Camouflage & Self-Regulation

7-29-2021

Do you flap? Rock back and forth? Repeat things verbally? Spin? Tantrum? These actions may be deemed unusual for most neurotypical people, but for Autistic people, it’s a way to regulate something on the inside. Self-regulation is the ability to get yourself to calm down from a state of excitement or stress. For neurotypical people, that could look like taking a break, taking deep breaths, talking through a stressful moment, but for Autistics, it could look like a whole bunch of other actions.

When we don’t get to self-regulate, for both autistics and neurotypical people, we bottle up those feelings, and they often come out in other actions, such as extended uncomfortableness, agitation, crying, or an outburst or tantrum. Autistic people often learn to mask and camouflage their emotions and their self-regulatory motions to fit into society’s norms. What it does is bottle up the emotion, which can be exhausting if the mask or camouflage behavior is extended for a full school day or work session. Its not unusual for parents learn that a child with Autism may not display any disruptive behaviors at school but experience daily tantrums or agitation when a child gets home.

For example, when I was a freshman in college, I did sorority rush for one day. That day, I visited three sorority houses, pretending to be perky and upbeat. I would have rather been more authentically me – listening and introspective in social situations. Perky was a tough mask for me to wear. At the end of the three visits, I went back to my dorm room and cried for an hour because of the exhaustion and stress it caused me. It was then I decided that I never wanted to pretend to be a perky and upbeat person again. I chose not to continue with sorority rush but found other groups in music to be involved in where I could be myself. I can empathize the stress that could affect autistic people who have to wear neurotypical masks daily.

So what can be done to help a person self-regulate?

· Learning the names of the emotions we feel and assessing whether responses can be changed to suit the situation. Are situations a big deal or a little deal?

· Learning different ways to self-regulate, like through mindfulness and diaphragmatic breathing.

· Understanding what actions are needed by an Autistic person to self-regulate in stressful situations and communicating that to a school or employer.

· Providing time and space for a child or an adult to self-regulate during the day, especially after a difficult task was completed. That can look like a short break to the bathroom, sensory room if available, or clinic or other private space where a child or adult can do stemming to self-regulate.

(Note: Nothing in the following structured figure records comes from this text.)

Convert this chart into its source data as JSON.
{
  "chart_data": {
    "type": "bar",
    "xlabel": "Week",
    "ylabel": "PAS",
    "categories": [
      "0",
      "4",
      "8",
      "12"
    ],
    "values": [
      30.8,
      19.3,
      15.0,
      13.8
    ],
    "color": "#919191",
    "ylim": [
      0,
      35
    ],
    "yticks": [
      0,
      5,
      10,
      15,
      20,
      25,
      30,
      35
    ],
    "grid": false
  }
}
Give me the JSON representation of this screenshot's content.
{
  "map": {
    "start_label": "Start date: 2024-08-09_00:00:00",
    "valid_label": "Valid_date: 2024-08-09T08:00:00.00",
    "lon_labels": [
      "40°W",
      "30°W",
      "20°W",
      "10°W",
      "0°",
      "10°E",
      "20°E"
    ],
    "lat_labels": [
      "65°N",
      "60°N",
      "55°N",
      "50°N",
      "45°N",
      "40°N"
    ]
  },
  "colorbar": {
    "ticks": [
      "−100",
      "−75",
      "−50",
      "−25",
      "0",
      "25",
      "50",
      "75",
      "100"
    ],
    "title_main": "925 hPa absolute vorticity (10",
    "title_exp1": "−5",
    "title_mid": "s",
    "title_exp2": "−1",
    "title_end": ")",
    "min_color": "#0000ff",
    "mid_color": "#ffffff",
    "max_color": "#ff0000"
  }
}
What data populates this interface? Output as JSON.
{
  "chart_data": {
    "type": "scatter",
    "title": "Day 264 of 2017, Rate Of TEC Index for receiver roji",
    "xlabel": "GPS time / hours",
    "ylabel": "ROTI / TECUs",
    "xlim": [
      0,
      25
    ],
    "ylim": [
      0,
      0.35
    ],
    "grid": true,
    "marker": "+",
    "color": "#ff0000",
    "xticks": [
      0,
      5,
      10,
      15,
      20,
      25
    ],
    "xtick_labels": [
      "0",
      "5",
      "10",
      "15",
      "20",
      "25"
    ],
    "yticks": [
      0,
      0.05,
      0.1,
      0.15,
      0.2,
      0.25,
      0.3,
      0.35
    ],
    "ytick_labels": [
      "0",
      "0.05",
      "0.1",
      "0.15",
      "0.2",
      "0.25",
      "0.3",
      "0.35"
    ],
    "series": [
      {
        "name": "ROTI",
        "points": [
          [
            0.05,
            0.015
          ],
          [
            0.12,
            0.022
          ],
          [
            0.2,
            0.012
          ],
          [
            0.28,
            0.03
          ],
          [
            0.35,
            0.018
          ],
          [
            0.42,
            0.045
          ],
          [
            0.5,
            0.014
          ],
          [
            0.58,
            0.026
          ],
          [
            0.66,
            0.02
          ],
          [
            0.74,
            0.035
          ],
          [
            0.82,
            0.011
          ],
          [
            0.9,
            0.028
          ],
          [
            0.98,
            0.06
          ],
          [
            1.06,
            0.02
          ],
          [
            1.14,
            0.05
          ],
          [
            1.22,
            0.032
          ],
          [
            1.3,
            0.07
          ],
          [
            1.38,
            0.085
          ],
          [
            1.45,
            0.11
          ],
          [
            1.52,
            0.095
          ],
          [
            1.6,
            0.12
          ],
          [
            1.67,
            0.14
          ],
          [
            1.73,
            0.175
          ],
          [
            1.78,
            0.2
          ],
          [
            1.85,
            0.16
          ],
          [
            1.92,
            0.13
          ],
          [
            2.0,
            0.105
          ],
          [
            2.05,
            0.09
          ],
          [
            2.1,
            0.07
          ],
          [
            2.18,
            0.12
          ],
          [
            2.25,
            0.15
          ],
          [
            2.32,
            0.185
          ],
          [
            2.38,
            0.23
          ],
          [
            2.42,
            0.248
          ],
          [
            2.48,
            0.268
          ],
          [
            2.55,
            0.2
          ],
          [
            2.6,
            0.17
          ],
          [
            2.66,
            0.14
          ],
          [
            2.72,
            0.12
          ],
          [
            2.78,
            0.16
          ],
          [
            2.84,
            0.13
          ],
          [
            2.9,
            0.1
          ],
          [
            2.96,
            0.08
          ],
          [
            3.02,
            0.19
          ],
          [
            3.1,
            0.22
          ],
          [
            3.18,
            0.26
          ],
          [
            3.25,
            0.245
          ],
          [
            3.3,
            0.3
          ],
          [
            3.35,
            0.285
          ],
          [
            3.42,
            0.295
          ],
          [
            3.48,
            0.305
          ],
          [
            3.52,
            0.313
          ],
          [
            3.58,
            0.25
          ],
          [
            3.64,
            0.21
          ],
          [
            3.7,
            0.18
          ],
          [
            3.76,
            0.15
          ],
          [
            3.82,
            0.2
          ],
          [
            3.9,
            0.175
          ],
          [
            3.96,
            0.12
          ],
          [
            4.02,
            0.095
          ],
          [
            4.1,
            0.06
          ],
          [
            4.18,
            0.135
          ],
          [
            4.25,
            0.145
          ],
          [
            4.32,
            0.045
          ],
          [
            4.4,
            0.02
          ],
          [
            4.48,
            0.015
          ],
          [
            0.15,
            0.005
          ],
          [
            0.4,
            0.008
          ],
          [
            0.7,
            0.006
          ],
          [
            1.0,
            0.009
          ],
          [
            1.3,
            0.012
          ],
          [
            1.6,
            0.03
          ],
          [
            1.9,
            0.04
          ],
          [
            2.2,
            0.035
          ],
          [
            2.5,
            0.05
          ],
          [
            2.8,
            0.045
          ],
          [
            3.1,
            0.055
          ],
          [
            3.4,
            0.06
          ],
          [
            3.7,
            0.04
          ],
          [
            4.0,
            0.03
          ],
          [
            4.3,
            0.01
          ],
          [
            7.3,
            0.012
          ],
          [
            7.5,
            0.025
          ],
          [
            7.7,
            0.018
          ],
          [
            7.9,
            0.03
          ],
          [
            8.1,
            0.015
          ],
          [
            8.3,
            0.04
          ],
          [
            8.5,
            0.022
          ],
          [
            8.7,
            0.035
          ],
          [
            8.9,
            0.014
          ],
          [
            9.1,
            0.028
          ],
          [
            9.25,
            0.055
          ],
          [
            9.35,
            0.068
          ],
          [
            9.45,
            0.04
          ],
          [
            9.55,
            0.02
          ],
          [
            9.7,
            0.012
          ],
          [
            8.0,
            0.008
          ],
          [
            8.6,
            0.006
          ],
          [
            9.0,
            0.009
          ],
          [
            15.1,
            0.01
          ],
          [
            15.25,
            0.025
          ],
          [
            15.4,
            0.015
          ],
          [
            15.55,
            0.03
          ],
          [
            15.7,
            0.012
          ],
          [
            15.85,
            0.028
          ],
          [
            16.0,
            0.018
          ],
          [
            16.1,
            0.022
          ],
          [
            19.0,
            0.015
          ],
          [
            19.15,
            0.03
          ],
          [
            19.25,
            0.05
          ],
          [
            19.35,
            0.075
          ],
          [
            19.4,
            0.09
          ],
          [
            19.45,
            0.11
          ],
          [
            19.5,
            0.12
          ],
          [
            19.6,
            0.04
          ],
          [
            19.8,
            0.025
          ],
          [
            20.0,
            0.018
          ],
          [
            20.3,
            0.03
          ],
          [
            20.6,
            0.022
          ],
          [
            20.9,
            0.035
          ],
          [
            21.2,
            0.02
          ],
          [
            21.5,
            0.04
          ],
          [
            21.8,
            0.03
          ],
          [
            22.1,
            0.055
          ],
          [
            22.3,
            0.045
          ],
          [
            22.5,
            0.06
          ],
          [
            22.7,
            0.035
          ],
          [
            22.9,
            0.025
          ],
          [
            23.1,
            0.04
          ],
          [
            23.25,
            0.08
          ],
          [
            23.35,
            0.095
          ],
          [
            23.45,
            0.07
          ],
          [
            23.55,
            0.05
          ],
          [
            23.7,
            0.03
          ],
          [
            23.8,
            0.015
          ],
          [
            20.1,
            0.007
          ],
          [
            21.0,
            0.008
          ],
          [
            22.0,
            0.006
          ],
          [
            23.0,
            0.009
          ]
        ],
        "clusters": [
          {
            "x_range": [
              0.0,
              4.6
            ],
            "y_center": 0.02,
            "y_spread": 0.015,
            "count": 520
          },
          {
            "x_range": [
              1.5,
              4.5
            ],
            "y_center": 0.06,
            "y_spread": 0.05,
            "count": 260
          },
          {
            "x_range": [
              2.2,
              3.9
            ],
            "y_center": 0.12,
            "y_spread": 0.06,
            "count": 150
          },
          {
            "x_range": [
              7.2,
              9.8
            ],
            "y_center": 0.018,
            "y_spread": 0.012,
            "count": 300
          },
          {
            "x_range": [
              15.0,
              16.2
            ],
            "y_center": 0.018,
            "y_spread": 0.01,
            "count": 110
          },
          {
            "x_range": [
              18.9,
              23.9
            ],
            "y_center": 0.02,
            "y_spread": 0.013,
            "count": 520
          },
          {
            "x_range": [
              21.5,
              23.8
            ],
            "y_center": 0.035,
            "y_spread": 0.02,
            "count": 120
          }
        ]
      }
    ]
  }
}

· Disclosing to other students or co-workers the need to move (flap/verbally stem) in certain situations to increase awareness and understanding. Let’s make stemming in public no big deal.

· Identifying a safe person for someone to talk through troubling feelings or to help redirect if seeking help to self-regulate.

In 2020, the CDC reported that 1 in every 54 children have Autism. They all will grow up. As autistics reach adulthood, we’ll see more flapping and outbursts in the workplace, at grocery stores, and in public spaces. It’s better to know and accept that that’s a needed coping mechanism than to stare and judge. I’d rather have people feel comfortable in their own skins by not needing to mask and camouflage. Around me, you can stem and be your authentic self, and I hope the world embraces authenticity as we all grow older.